Local government debts in China are being reclassified as general corporate loans to ease banks’ provisioning requirements for potential bad loans.
The China Securities Journal revealed that about a third of loans granted to local government financing vehicles, or some 2.8 trillion yuan or $438 billion, were determined to be low-risk and would be booked as general corporate loans.
That designation would allow banks to put aside fewer provisions for these loans, a move that would relieve the pressure on banks to raise fresh capital.
If true, the reclassification would mean the local government financing vehicles would pose fewer strains on Chinese banks than previously expected as long as the loans don’t go sour.
Local government debt levels will peak in 2011 and 2012, with 4.6 trillion yuan of loans coming due, or 43 percent of the total estimated loans that governments have borrowed to pay for infrastructure and investments, the paper reported.

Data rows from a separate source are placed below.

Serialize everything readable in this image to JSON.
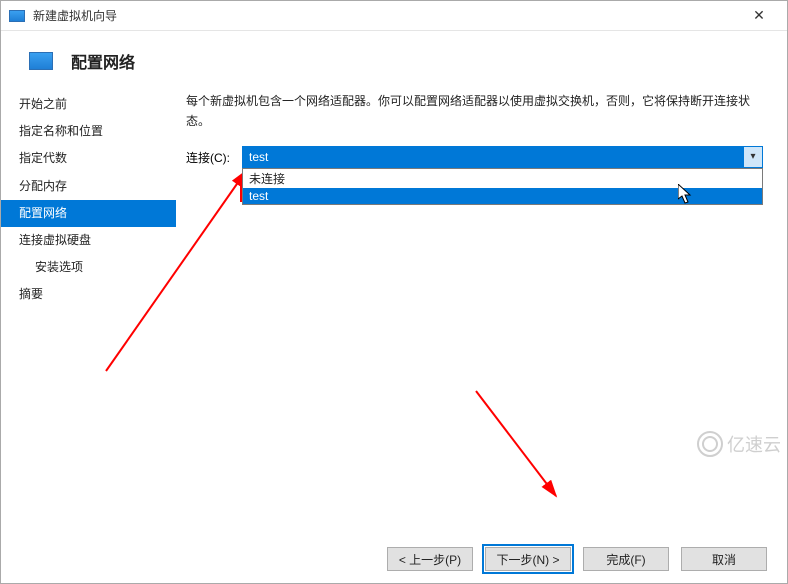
{
  "window": {
    "title": "新建虚拟机向导"
  },
  "header": {
    "title": "配置网络"
  },
  "sidebar": {
    "items": [
      {
        "label": "开始之前",
        "active": false,
        "sub": false
      },
      {
        "label": "指定名称和位置",
        "active": false,
        "sub": false
      },
      {
        "label": "指定代数",
        "active": false,
        "sub": false
      },
      {
        "label": "分配内存",
        "active": false,
        "sub": false
      },
      {
        "label": "配置网络",
        "active": true,
        "sub": false
      },
      {
        "label": "连接虚拟硬盘",
        "active": false,
        "sub": false
      },
      {
        "label": "安装选项",
        "active": false,
        "sub": true
      },
      {
        "label": "摘要",
        "active": false,
        "sub": false
      }
    ]
  },
  "main": {
    "description": "每个新虚拟机包含一个网络适配器。你可以配置网络适配器以使用虚拟交换机，否则，它将保持断开连接状态。",
    "connection_label": "连接(C):",
    "combo_selected": "test",
    "dropdown": {
      "options": [
        {
          "label": "未连接",
          "selected": false
        },
        {
          "label": "test",
          "selected": true
        }
      ]
    }
  },
  "footer": {
    "prev": "< 上一步(P)",
    "next": "下一步(N) >",
    "finish": "完成(F)",
    "cancel": "取消"
  },
  "watermark": "亿速云"
}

China’s pile of local debt has long been singled out by investors as a source of risk if slower growth in the world’s second-biggest economy were to trigger a wave of loan defaults and hobble its banking system.
In an attempt to quell investor jitters, China’s state auditor in June laid the groundwork for a debt clean-up by releasing a review that said local governments had borrowed 10.7 trillion yuan by the end of 2010.
The auditor’s estimate was challenged by Moody’s, which said China had underestimated local government liabilities.
A statement published on the Ministry of Finance Web site on Monday asserted that China’s local government debt issue is under control, claiming initial victory in containing risks in the local government financing vehicles.